In a semi-supervised approach, Siu et al experimented with semantic type classification of complex noun phrases. Often in medical text, complex noun phrases consist of specific names (diseases, drugs, etc.) and common words such as “condition”, “degree”, or “process”. The common words can have different semantic types depending on their context in the noun phrase, and in their experiment Siu et al attempted to classify these common words into fine-grained semantic types. Siu et al argue that it is crucial to consider these common nouns in information extraction because while they can carry biomedical meaning, but they can also be used in a general, uninformative sense. Their semi- supervised method labeled target words within a noun phrase with its suitable semantic type or tagging it as uninformative. Experiments with this method yielded a 91.34% micro-average and an 83.57% macro-average over 50 frequently appearing target words.

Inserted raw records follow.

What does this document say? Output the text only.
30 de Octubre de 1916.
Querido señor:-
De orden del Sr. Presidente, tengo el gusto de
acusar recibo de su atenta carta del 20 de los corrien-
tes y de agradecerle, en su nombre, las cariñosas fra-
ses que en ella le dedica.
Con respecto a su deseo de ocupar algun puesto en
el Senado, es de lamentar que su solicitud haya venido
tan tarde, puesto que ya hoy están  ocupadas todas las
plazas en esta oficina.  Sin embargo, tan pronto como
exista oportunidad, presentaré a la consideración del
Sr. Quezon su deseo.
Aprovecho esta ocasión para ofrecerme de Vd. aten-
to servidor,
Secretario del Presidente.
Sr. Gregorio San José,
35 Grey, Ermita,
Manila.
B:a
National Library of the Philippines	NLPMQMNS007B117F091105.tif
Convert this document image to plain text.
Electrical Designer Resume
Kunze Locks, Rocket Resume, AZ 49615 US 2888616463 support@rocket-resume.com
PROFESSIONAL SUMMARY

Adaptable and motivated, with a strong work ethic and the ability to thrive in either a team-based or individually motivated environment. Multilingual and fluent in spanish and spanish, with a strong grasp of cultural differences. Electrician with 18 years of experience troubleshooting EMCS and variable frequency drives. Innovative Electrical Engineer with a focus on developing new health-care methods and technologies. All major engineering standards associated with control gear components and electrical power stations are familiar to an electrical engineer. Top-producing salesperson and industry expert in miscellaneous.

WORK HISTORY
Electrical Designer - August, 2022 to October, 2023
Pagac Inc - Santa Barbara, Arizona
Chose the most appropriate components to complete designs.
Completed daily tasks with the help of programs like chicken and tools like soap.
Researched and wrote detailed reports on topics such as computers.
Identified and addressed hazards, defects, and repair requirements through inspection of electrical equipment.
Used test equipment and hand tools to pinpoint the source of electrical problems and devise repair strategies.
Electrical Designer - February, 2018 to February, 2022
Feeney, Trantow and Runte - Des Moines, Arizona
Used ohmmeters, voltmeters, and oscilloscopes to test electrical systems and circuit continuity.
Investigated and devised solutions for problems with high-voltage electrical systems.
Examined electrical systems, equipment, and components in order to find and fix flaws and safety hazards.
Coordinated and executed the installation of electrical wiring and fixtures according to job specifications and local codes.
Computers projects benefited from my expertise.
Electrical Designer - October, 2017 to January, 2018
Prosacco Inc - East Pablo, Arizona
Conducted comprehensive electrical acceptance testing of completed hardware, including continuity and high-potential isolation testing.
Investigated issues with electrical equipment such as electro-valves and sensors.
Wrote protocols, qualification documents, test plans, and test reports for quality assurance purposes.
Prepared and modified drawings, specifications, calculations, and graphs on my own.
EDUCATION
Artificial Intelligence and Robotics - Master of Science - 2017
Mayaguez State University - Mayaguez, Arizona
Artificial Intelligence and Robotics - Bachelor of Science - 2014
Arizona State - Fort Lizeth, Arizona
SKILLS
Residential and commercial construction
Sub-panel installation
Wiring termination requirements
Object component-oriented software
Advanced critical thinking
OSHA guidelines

Another unsupervised approach to biomedical word sense disambiguation is that of Henry et al in their paper “Evaluation Feature Extraction Methods for Knowledge-Based Biomedical Word Sense Disambiguation”. They compared vector representations in the 2-MRD WSD algorithm and evaluated four dimensionality reduction methods: continuous bag of words and skip-gram, singular value decomposition, and principal component analysis. Like Tulkens et al, Henry et al also measured their accuracy with cosine similarity. Singular value decomposition performed well in their experiments, however it may not do as well with larger data sets. Regarding dimensionality, low vector dimensionality was sufficient for the continuous bag of words and skip-gram models, but higher dimensionality achieved better results for singular value decomposition. Although principle component analysis is commonly used for dimensionality reduction, in this case it did not improve results for word sense disambiguation. Regardless of the method, normalization of biomedical and clinical text remains a nuanced and necessary step in processing for information retrieval and document classification. Part of the urgency to make advancements in this task is the fact that computational methods are being applied to medical and clinical data every day. Their effectiveness relies on the ability to properly disambiguate terms and classify accurately, as a human would, otherwise they could be rendered useless.